BSP seeks to change single borrower limit rules – Manila Bulletin


The Bangko Sentral ng Pilipinas (BSP) is proposing changes to the rules governing the Single Borrower Limit (SBL) in terms of minimum capital and credit exposure.

Bangko Sentral in the Philippines

The BSP wishes to modify SBL and the definition of capital “for the purpose of determining compliance with various prudential limits and requirements”.

In the draft circular, SBL’s credit exposure limits will have new definitions of net worth that refer to the minimum capital required. The changes relate to the transfer of credit risk, guarantees and credit derivatives.

The BSP said the capital in the SBL rules will be the same as the undepreciated capital and surplus, combined capital accounts and net worth. The new definition includes paid-up capital intact, paid-up surplus, retained earnings and undivided profits when determining the minimum capital requirement.

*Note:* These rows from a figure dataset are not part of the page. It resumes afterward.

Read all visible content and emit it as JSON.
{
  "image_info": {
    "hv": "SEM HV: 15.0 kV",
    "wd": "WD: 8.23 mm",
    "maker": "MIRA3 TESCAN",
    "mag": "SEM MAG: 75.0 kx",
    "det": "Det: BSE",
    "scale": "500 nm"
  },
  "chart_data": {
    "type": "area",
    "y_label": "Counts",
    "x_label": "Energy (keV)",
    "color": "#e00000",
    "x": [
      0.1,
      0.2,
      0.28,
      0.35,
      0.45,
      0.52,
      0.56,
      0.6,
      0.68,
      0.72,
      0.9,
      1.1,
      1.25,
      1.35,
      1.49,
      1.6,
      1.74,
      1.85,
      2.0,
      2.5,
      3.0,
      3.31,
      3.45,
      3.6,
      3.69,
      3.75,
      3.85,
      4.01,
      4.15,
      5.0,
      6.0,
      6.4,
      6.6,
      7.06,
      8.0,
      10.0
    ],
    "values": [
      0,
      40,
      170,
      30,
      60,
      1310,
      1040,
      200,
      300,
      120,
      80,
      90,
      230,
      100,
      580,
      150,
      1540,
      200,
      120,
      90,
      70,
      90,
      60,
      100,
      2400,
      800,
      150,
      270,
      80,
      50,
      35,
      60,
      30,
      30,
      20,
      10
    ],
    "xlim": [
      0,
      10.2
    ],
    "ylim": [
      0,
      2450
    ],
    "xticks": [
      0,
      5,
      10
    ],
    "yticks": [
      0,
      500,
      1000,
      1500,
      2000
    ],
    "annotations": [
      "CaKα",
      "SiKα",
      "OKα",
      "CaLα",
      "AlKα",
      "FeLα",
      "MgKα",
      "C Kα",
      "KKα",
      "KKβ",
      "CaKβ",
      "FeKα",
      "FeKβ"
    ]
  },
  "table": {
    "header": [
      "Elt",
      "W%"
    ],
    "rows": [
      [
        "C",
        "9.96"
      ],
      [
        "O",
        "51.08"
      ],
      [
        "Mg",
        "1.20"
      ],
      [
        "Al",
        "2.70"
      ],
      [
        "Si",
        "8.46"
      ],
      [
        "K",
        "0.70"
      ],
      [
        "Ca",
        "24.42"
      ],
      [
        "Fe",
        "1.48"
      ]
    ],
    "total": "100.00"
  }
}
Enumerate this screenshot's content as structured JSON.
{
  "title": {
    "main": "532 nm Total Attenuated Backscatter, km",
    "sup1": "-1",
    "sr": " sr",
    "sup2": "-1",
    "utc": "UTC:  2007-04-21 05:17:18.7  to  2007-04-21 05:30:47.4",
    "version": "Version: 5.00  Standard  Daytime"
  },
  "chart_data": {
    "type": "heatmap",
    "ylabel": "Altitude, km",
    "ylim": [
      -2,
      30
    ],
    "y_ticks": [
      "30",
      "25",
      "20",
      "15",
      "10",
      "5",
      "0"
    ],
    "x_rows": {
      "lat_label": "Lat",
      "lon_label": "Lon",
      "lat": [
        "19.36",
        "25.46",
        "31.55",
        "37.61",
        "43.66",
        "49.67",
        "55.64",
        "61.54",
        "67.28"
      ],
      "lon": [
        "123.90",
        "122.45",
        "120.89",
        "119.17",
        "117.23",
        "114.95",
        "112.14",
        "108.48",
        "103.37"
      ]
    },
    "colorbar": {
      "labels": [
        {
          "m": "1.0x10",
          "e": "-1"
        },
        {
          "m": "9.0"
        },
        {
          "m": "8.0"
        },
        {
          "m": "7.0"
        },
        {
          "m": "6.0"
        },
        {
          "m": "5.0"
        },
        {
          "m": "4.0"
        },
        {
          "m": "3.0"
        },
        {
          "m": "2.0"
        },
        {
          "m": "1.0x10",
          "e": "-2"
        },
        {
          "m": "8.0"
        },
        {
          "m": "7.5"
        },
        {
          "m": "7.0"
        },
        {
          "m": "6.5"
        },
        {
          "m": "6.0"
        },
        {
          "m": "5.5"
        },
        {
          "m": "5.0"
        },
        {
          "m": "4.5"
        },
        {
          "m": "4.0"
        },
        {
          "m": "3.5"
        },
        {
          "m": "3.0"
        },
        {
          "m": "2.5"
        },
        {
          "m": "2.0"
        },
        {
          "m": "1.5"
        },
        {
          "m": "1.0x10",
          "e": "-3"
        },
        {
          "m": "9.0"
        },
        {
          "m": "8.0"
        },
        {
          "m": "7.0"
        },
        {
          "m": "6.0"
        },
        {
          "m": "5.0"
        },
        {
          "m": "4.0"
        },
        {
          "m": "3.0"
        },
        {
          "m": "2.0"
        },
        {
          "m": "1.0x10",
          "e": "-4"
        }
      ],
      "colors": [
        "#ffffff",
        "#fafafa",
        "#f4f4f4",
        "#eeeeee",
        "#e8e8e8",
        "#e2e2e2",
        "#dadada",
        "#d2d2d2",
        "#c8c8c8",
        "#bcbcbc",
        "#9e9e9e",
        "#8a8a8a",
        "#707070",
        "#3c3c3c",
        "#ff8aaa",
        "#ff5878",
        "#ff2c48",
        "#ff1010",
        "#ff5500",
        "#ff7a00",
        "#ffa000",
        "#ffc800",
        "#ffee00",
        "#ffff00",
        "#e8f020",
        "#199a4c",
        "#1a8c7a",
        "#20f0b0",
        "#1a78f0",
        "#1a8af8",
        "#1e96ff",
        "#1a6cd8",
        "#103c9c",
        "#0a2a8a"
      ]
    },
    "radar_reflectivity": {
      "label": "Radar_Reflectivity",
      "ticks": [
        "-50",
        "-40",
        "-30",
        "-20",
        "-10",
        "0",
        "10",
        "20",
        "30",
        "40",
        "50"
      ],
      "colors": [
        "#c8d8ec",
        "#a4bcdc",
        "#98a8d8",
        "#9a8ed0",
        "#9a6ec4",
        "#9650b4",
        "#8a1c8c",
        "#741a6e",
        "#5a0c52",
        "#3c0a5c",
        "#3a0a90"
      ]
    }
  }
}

The BSP wishes to add to the capital deposits for the subscription of shares in the form of equity, and other capital instruments that are released, with a maturity of at least five years, redeemable and can be converted into ordinary shares or written off.

The draft circular, on the other hand, will deduct from treasury stock, the unrecognized provision for probable losses, the outstanding unsecured credit and the DOSRI (directors, officers, shareholders and their related interests).

The BSP is currently applying a higher SBL of 30% until the end of December of this year, as part of the credit-related regulatory relief measures for all financial institutions supervised by the BSP (BSFI) affected by the health crisis of the COVID-19.

Before the pandemic, the SBL represented 25% of the intact capital of a bank. From time to time, the BSP increases the SBL cap or grants separate SBLs but as a rule, banks and non-banks must spread their risk.

The draft circular modifying the definition of capital for SBL is currently being circulated among the BSFIs for comments and reactions until November 12.

BSP Governor Benjamin E. Diokno said last month he could extend the upper SBL beyond the end of 2021.

The BSP of March 31 of last year, with the COVID-19 pandemic in its early months, increased the SBL from 25% to 30% as a further operational relief measure. So far, the upper SBL has been extended for the third time.